On his blog? Jimmy’s blog, really? And seemingly my name as I discovered is Jimmy Ferrari ? Now tell me that’s not some made up name – Jimmy Farrari (no offense to the real Jimmy) – what next Booby Bentley. Sounds like something you get from a “Whats my mob name?” site if not it’s cool. So I did not know I was somebody else and here this entire time I thought I was writing this blog imagine my surprise… After all I’m Dave not Jimmy, but it seems I’m not me so I guess I’m no longer responsible for what I say as it wouldn’t be me but him – whoever ‘him’ is that said it.
But this research handicapped blogger Amy Judd went on…
However, you apparently can’t be an angry white guy if you are a metrosexual, a homosexual, or a victim of anything. There’s a number of other rules too. Basically in the words of Mr. Ferrari the Angry White Guy is:
not some asshole racist, but some guy that sick and tired of the assholes, poverty pimps, welfare queens of all races looking for a handout from
the taxpayer and I for one am sick and tire of carrying the dead weight in this country.
So simply since I or is it they didn’t mention metrosexual, a homosexual, or a victim of anything then they are unqualified to be an Angry White Guy (her words not mine or the other me’s) here is how I see it if I’m me, right now we are all victims of poor governmental leadership and I’m a victim of mistaken identity. As for homosexuals – hey they can be angry if they want too I don’t care and as I said before I don’t care if you are gay, but if I was getting poked in the rear I wouldn’t be to happy about it, but that’s me – so whatever floats your boat or tosses your salad just don’t show me videos of your weekend in Cabo! OK?
As for metrosexuals – all I have to say to them is man up and loose the manicure and stop being a male impersonators – no chick is going dig you because you have the same designer handbag or highlights in your hair she knows you’re not a threat to her nether regions. Really anyone calling themselves a metrosexual is one fanny pack away from a pride parade. (Say hello to Mr.

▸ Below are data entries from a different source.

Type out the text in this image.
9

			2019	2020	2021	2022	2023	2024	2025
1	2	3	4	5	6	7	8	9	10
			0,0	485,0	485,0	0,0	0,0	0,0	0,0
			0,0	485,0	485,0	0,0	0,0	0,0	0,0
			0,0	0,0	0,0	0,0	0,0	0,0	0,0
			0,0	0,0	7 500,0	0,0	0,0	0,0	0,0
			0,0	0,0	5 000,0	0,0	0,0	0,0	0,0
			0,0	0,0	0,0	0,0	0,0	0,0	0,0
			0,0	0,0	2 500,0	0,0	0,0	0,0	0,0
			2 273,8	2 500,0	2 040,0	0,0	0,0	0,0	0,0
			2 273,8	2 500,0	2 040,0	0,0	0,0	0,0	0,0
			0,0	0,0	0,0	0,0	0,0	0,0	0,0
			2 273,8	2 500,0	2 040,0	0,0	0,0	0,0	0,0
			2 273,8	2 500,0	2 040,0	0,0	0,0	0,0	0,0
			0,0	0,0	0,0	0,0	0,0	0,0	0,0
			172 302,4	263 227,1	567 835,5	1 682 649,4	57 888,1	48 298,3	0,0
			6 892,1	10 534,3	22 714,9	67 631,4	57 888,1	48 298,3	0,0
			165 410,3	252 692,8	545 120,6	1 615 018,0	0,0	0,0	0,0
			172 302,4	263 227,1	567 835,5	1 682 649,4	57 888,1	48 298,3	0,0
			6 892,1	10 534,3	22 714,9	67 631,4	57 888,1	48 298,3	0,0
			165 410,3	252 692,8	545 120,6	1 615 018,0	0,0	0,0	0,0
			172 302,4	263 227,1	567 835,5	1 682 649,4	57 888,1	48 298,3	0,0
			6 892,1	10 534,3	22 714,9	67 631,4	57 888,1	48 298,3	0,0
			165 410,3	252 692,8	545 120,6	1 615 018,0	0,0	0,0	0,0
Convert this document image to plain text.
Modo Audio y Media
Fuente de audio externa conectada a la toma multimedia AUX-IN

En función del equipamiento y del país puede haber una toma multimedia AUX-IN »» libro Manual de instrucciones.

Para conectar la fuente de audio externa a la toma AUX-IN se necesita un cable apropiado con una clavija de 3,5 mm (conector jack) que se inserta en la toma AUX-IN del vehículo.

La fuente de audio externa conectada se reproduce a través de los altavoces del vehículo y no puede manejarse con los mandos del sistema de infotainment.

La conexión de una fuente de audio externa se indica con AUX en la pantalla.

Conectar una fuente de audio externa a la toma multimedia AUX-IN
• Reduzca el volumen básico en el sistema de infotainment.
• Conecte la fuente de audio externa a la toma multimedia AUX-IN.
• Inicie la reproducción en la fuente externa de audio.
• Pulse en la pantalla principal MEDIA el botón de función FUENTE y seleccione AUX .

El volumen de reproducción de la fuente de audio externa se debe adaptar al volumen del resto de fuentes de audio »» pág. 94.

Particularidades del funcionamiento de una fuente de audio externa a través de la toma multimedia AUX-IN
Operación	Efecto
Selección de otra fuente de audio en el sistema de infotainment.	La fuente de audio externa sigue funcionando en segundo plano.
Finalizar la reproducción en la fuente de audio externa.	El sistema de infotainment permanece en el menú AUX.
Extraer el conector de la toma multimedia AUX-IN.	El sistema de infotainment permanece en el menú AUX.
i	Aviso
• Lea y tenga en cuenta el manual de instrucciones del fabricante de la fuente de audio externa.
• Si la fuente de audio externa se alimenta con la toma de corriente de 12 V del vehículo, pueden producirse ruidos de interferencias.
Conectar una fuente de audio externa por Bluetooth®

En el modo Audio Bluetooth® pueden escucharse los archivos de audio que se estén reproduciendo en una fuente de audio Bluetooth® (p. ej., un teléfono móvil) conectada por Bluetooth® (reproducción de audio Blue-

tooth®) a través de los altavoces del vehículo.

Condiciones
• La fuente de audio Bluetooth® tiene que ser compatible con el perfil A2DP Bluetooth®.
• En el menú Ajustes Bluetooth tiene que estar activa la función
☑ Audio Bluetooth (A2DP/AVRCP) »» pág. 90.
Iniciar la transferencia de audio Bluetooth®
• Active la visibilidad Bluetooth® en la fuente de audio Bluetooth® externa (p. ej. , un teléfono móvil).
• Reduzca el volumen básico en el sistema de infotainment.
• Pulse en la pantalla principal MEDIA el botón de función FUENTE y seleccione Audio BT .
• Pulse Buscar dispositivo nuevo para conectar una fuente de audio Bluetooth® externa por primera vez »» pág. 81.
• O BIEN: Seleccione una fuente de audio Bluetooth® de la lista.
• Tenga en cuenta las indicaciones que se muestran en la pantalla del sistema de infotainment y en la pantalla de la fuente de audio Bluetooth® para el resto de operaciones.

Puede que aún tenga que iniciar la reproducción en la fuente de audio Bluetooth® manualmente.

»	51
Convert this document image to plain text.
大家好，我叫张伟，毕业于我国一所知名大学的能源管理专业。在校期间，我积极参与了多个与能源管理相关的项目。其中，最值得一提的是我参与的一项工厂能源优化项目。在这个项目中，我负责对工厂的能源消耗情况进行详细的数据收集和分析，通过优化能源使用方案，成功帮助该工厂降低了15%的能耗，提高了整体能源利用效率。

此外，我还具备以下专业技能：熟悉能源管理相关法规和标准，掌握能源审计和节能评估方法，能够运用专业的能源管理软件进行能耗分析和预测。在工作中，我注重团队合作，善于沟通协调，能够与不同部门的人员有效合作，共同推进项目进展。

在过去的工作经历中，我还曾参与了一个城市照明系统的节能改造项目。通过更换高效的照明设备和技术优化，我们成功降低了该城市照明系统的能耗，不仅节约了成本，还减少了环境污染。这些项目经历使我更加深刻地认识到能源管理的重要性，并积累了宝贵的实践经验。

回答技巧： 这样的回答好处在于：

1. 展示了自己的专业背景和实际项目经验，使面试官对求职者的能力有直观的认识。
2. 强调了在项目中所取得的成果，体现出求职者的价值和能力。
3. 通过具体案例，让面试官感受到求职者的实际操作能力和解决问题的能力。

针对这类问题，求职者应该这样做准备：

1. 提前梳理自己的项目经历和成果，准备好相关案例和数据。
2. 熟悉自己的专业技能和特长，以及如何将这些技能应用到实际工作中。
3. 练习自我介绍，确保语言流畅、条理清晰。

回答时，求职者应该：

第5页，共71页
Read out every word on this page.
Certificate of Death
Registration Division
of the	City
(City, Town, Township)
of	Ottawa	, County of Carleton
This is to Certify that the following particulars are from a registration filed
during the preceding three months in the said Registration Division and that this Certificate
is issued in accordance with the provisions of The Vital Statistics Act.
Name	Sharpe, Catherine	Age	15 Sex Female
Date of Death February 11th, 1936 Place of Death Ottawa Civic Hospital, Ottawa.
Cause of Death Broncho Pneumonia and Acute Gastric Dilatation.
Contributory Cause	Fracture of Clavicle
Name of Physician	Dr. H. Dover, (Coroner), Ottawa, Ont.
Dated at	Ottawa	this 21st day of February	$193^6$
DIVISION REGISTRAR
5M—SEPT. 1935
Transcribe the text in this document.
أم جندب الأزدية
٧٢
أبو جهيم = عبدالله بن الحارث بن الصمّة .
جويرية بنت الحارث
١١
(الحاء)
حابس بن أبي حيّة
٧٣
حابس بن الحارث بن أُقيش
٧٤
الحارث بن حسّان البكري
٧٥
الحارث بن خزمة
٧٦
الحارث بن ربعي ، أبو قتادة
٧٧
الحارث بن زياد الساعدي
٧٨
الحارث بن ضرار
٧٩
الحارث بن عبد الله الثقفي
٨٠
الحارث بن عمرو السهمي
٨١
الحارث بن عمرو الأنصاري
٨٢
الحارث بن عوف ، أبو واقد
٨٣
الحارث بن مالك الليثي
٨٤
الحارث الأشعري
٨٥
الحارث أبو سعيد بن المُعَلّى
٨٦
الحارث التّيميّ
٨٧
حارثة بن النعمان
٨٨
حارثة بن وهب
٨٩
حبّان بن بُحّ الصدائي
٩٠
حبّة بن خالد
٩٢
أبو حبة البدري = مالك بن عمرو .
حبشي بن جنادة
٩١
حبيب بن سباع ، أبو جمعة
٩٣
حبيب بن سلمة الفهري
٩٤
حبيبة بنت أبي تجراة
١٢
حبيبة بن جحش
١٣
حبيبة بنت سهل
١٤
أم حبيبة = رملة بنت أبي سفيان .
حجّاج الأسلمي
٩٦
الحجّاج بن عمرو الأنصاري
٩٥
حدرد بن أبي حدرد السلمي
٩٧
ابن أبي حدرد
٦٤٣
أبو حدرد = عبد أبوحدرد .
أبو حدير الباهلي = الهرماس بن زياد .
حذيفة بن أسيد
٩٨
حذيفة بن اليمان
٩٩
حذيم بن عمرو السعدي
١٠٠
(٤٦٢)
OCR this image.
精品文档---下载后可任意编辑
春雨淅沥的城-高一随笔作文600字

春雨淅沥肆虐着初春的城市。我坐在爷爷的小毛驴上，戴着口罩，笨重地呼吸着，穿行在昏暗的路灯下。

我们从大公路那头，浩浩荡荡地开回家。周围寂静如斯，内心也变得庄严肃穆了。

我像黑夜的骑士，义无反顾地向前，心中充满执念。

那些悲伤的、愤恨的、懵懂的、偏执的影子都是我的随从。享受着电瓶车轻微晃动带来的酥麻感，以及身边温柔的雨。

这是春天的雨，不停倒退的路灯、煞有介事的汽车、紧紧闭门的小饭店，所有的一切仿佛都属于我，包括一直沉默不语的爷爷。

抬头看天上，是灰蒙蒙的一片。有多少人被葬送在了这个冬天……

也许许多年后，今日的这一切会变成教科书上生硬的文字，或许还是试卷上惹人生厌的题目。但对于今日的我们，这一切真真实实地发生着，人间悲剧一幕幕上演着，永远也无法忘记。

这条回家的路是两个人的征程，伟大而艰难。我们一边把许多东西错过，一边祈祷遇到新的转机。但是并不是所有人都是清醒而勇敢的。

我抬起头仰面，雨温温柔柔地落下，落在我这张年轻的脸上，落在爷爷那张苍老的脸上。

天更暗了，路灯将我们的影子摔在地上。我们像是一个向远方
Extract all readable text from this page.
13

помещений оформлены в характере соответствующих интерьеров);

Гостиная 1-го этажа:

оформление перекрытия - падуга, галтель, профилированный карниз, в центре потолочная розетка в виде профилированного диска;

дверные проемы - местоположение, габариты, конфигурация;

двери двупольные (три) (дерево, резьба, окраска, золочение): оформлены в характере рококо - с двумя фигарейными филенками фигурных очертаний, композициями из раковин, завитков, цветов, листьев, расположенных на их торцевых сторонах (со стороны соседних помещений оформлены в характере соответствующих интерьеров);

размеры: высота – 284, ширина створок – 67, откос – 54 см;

Rainbow)
So there it is I’m a fashion designer for some chick poking Jesse James behind Sandra Bullock’s back while she is out earn an Oscar for some movie I haven’t seen – the things you find out about yourself on the internet – things I never knew and I would have thought I’d be the first to know. But I’ll give them props it’s a cool “AWG” design and it has given me a couple of idea to design some new logos, t-shirts and blog header – something a little more edgy… feel free to submit your idea. I’m going to dump all the stuff currently in the cafe shop as I’ve been in a creative slump for a while – anyone want to be a muse?
The reality is I care so little about who is screwing who it’s wouldn’t fill a thimble. What Jesse James, Sandra Bullock or Michelle Bombshell do means nothing to me (and I might add that “bombshell” is really stretching it) However, the poor gossip blogging research on the part of Amy Judd who wrote this piece I just couldn’t pass up. What is she going to report next – ObamaCare will cut the deficit and lollipops and sugar plums will fall from the sky? But what would she care she’s from Canada.